Moreover, a majority of the bank’s investments were in the tech and biotech sectors. Both these growth-oriented suffered due to the interest rate hikes, resulting in disappointing earnings in the third and fourth quarters of 2022.

Other banks followed suit. And another 160 banks could meet the same fate due to the Fed’s drastic and reckless rate hikes that have rigged all financial asset prices. That has instability written all over it.

The Ripple Effect

The negative impact of rate hikes isn’t limited to the US. The Fed’s monetary tightening falsified the global forex markets. The US dollar being driven to record highs in 2022 impacted the economies of most developed and developing nations.

Also, given the high interest rates, businesses started focusing more on clearing debt than doing what they should be – producing, hiring, and growing.

Obviously, investors were spooked. The US stock market reflected this. The market cap of the NYSE fell from $28.45 trillion in November 2021 to $22.78 trillion in December 2022. The NASDAQ, which includes the growth-oriented tech firms, contracted from $24.32 trillion to $16.23 trillion during the same period.

Leave Interest Rates to the Markets

Now the Fed is gearing up to cut interest rates. Give the markets a break! The market has zillions of significant players who can set the most justifiable interest rate by pursuing their best interest. Just like prices of goods and services, interest rates should be set by the market forces of demand and supply.

The free interplay of borrowers and lenders would set interest rates at what they ought to be. Interest rates are nothing but the price at which lenders are willing to provide loanable funds and there is sufficient demand for those funds from borrowers.

When interest rates are very low, people spend more on their short-term needs as their incentive to save is low. This increases demand for goods, encouraging businesses to expand by borrowing more. The rising demand for corporate loans pushes interest rates higher.

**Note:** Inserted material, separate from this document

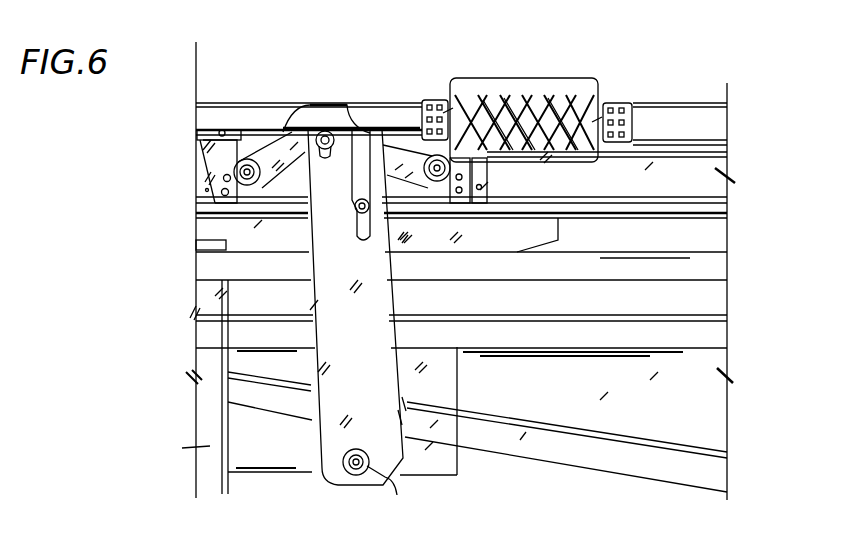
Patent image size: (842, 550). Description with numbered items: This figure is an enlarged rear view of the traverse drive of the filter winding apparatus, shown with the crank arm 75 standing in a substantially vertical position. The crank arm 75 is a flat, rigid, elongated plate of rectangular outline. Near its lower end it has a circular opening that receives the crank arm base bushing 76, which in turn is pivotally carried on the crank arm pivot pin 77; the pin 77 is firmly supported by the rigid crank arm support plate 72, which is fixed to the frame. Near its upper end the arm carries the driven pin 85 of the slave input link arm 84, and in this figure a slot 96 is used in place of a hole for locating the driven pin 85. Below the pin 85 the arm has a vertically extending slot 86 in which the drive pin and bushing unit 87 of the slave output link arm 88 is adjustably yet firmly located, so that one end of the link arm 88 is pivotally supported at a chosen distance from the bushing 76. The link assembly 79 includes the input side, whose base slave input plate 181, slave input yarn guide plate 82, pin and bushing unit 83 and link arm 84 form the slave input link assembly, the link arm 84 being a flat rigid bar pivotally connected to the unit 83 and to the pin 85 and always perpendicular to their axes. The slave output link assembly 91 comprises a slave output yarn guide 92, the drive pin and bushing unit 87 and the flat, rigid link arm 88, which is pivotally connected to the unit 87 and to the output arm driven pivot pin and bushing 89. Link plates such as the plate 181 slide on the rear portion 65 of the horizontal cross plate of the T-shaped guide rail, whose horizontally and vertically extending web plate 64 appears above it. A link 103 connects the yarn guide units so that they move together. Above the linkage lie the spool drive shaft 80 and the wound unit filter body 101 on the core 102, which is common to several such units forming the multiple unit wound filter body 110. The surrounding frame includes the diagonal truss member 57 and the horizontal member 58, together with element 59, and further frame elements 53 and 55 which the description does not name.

At higher interest rates, people are willing to save more for their long-term goals. This increases the supply of loanable funds, exerting downward pressure on interest rates. At the same time, businesses borrow less when interest rates are high, reducing demand for loanable funds. This, too, leads to a cooling of interest rates.

There’s another way of looking at this. When people save more, it means they will purchase more goods in the future. Their increased savings brings down interest rates, encouraging businesses to borrow and invest. This prepares companies to produce more goods in the future. Effectively, the interplay of market forces that determine the right interest rates also ensures goods are produced when customers need it.

If the Fed really had a way of determining the ‘correct’ interest rate, it would have simply gone ahead and set it. There would be no need for the trial-and-error approach we’ve witnessed so far.